Papers did their best to get away from election coverage, and one may end up in court for its pains. By David Lister
Click to follow

It was once a maxim that newspapers increased their sales during election campaigns. No longer. The circulation figures for May dovetail fairly neatly with the election campaign. And for all the special sections, guest columnists and expensive opinion polls, sales were down on the April figures at The Times, Telegraph, Express, Mail, Mirror and Sun, and only slightly up at the other dailies. In the Sunday market, there were falls for The Sunday Times, Sunday Telegraph, Mail on Sunday and Sunday Express, all papers that would once have banked on an election to boost readership.

One circulation director told the Press Gazette that in the whole election campaign, the only thing that sent sales up across the board the next day was John Prescott's punch.

The apathy of voters did not, of course, go unnoticed by editors in the red-top and middle markets, who, from the outset of the campaign, made their front pages election-free zones on numerous occasions. Piers Morgan of The Mirror found that every time he put the election on the front page, sales went down. The Sun's editor, David Yelland, also claimed: "People are just not interested."

The reluctance to be too political stretched to polling day itself, when the Daily Mail splashed on Michael Barrymore's troubles, and the Daily Star splashed on a snatched topless photograph of the actress Amanda Holden.
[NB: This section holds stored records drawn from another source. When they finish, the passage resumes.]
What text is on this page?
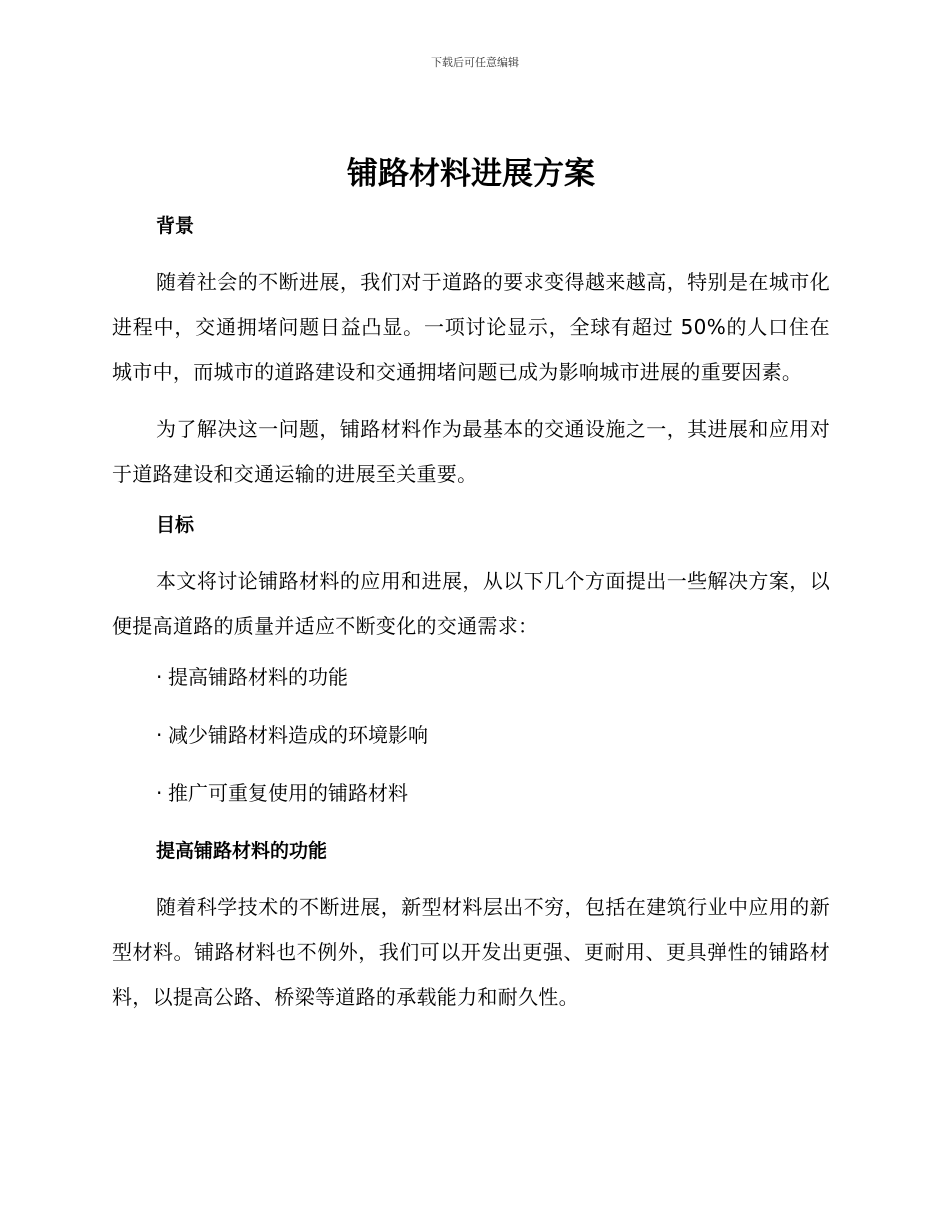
下载后可任意编辑
铺路材料进展方案
背景

随着社会的不断进展，我们对于道路的要求变得越来越高，特别是在城市化进程中，交通拥堵问题日益凸显。一项讨论显示，全球有超过 50%的人口住在城市中，而城市的道路建设和交通拥堵问题已成为影响城市进展的重要因素。

为了解决这一问题，铺路材料作为最基本的交通设施之一，其进展和应用对于道路建设和交通运输的进展至关重要。

目标

本文将讨论铺路材料的应用和进展，从以下几个方面提出一些解决方案，以便提高道路的质量并适应不断变化的交通需求：

· 提高铺路材料的功能
· 减少铺路材料造成的环境影响
· 推广可重复使用的铺路材料
提高铺路材料的功能

随着科学技术的不断进展，新型材料层出不穷，包括在建筑行业中应用的新型材料。铺路材料也不例外，我们可以开发出更强、更耐用、更具弹性的铺路材料，以提高公路、桥梁等道路的承载能力和耐久性。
That determination to avoid politics could cost it dearly, of which more later.

If it's any comfort to the press, TV fared little better. Terrestrial, satellite and digital channels all attracted lower viewing-figures for their news bulletins during the campaign than in normal times. Roger Mosey, head of BBC television news, sent a memo to his staff, blaming some of the fall on the good weather. He was more convincing when he said that, despite the figures, it would be "unthinkable" for the BBC not to give the best part of its news coverage to the campaign.

It is equally unthinkable for newspapers not to devote substantial coverage each day to an election campaign; but with the tabloids keeping the campaign off the cover, and the broadsheets keeping their four-page election specials a respectable distance from the front, this campaign has marked not a dereliction of democratic duty, but an acknowledgement that the election campaign was rarely worth holding the front page for.
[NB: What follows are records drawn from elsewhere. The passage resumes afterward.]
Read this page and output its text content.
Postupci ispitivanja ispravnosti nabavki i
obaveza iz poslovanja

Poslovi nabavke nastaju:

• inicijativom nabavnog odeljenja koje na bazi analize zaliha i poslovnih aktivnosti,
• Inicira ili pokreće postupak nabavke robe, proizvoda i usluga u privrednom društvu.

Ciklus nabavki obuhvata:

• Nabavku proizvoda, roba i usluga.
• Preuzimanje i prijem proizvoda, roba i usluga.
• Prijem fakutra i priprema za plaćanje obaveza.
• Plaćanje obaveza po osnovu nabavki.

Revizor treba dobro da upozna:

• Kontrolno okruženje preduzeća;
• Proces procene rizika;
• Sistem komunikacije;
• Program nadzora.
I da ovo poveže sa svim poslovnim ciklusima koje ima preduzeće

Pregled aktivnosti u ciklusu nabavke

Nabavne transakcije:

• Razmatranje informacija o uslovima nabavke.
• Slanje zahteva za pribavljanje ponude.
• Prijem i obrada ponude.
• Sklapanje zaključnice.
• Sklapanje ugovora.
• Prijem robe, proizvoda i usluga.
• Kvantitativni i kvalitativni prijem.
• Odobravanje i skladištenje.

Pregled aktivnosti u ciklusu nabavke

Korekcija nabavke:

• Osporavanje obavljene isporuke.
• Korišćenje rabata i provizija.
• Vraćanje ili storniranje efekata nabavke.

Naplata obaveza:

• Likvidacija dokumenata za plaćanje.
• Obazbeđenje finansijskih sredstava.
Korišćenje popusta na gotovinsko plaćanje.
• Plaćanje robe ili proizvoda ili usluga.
The May figures give little comfort for Express Newspapers, with a 2.81 per cent drop for the Daily Express and a massive 10.77 per cent month-on-month drop for the Sunday Express, giving a further indication as to why Richard Desmond was losing patience with the former Sunday Express editor Michael Pilgrim, even before the latter's notorious memo criticising Desmond's interference.
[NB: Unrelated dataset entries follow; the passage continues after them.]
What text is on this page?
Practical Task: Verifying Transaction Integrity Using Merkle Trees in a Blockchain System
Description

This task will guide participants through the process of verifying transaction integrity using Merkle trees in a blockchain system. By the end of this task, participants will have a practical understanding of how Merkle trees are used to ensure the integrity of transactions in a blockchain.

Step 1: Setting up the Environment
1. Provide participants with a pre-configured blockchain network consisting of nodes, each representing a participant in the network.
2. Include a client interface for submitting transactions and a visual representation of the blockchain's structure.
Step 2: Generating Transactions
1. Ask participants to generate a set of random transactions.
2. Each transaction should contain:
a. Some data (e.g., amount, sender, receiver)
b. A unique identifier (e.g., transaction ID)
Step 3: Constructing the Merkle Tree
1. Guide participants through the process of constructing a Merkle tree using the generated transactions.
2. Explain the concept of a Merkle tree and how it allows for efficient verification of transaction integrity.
And Desmond can take even less comfort from the complaint by the actress Amanda Holden that semi-naked pictures of her in the Daily Star were taken with a telephoto lens. Ms Holden is pursuing this one in the courts, which are likely to take a rather harder line than the Press Complaints Commission. She has already won an injunction and will now be seeking damages. The photos were taken in a garden during Ms Holden's holiday in Italy. While Lord Wakeham, chairman of the PCC, maintained that a beach was a public place in the case of the photographs of Anna Ford, no one can argue that a garden is anything but private.

Jason Fraser, the pictures supremo at the Express group, has told me in the past that he is always available to chat about his philosophy on photographs. Yet he refused to make any comment about this matter. But then, there's not a lot that anyone at Express Newspapers can say in mitigation. The issue is quite simple. Running snatched pictures of semi-clothed celebrities ­ or non-celebrities, come to that ­ has no place in journalism today, even at Richard Desmond's Express Newspapers.